A Record Trade

By Brad Dison

Joel Youngblood was such a promising baseball player at Stephen F. Austin High School that he garnered the attention of several Major League baseball teams.  In the second round of the 1970 Major League Baseball Draft, the Cincinnati Reds signed Joel.  Six years later, the Reds traded Joel to the St. Louis Cardinals.  The following year, The Cardinals traded Joel to the New York Mets.  Joel’s career peaked while with the Mets.  He felt comfortable that he would be with the Mets for a long time.

On the afternoon of August 4, 1982, the Mets played at Wrigley Field in Chicago against the Cubs. Joel was the starting centerfielder.  In the third inning, Joel was at bat with two players were on base.  At the pitch, Joel swung and hit the ball in between the left and center fielders.  Joel only made it to first base, but his two teammates made it to home plate.  That was okay with Joel.  His team had just gained two points.  The Mets led 3-1.

In the next inning, Joel was again at bat.  As he mentally prepared himself, he was called back to the dugout.  He learned that he had just been traded to the Montreal Expos in the middle of the Mets-Cubs game.  Mets General Manager Frank Cashen had hoped to make the trade before the game began, but a phone circuit problem delayed the trade.  The Expos were short-handed and needed Joel to play at Veterans Stadium in Philadelphia that very evening. “Montreal was short players for their game in Philadelphia and they said they really wanted me to try and get there,” Youngblood remembered. “And knowing the guy I am, I said, ‘Sure I’ll do my best.'”  He said a quick farewell to his teammates and left Wrigley Field.
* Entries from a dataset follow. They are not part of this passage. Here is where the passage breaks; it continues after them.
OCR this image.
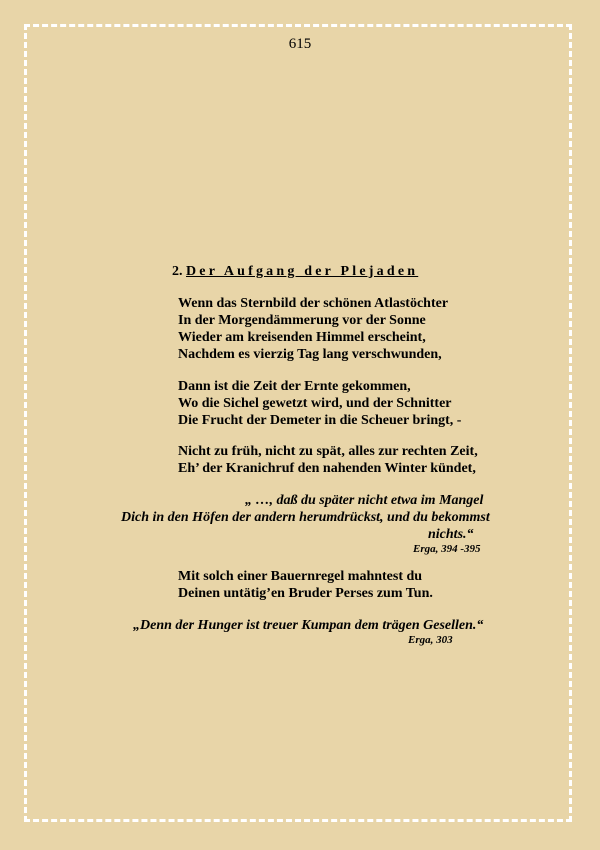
615
2. Der Aufgang der Plejaden
Wenn das Sternbild der schönen Atlastöchter
In der Morgendämmerung vor der Sonne
Wieder am kreisenden Himmel erscheint,
Nachdem es vierzig Tag lang verschwunden,
Dann ist die Zeit der Ernte gekommen,
Wo die Sichel gewetzt wird, und der Schnitter
Die Frucht der Demeter in die Scheuer bringt, -
Nicht zu früh, nicht zu spät, alles zur rechten Zeit,
Eh’ der Kranichruf den nahenden Winter kündet,
„ …, daß du später nicht etwa im Mangel
Dich in den Höfen der andern herumdrückst, und du bekommst
nichts.“
Erga, 394 -395
Mit solch einer Bauernregel mahntest du
Deinen untätig’en Bruder Perses zum Tun.
„Denn der Hunger ist treuer Kumpan dem trägen Gesellen.“
Erga, 303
Being traded was nothing new to Joel, but the timing of this trade took him by surprise.  Joel had to hurry.  “It was Saturday, so being on a road trip, you’re not packed,” Joel remembered.  “You gotta go change, take a shower, pay your incidentals, go back and get in a cab, and there was only one flight I could catch.  It was a 6:05 p.m. flight, which was 7:05 p.m. Philadelphia time.”

On the way to the airport, Joel realized that in his hasty exit from Wrigley Field, he had forgotten to get his glove.  He had used the same glove for 14 years and had no intention of breaking in a new glove.  Joel had his cab driver speed to Wrigley Field where he retrieved his glove.  As soon as they arrived at the airport, Joel dropped his luggage at the baggage check-in, rushed through security, and ran to catch his flight.  He reached his gate with only seconds to spare.  The flight departed at 7:05 p.m., the game began at 7:41 p.m., and the flight took 90 minutes.   

When the flight landed at Philadelphia International Airport, Joel collected his luggage and hailed a cab.  The driver sped to Veterans Stadium and arrived at the end of the sixth inning.  He ran into the locker room, changed into his new Expo uniform, and hurried to the field.

Joel said hello to his new teammates in the dugout but had little time to get acquainted.  Almost immediately, the Expos manager told Joel that he was next at bat.  Joel mentally prepared himself to bat.  Rather than thinking over the whirlwind day, he only thought of hitting the ball.  Joel was and professional and he was ready for the pitch.  He swung and “Crack!”  Joel made it to first base safely.  With this hit, Joel entered the record books.  Joel Youngblood is the only Major League Baseball player in history to get hits for two different teams in two different cities (750 miles apart) on the same day.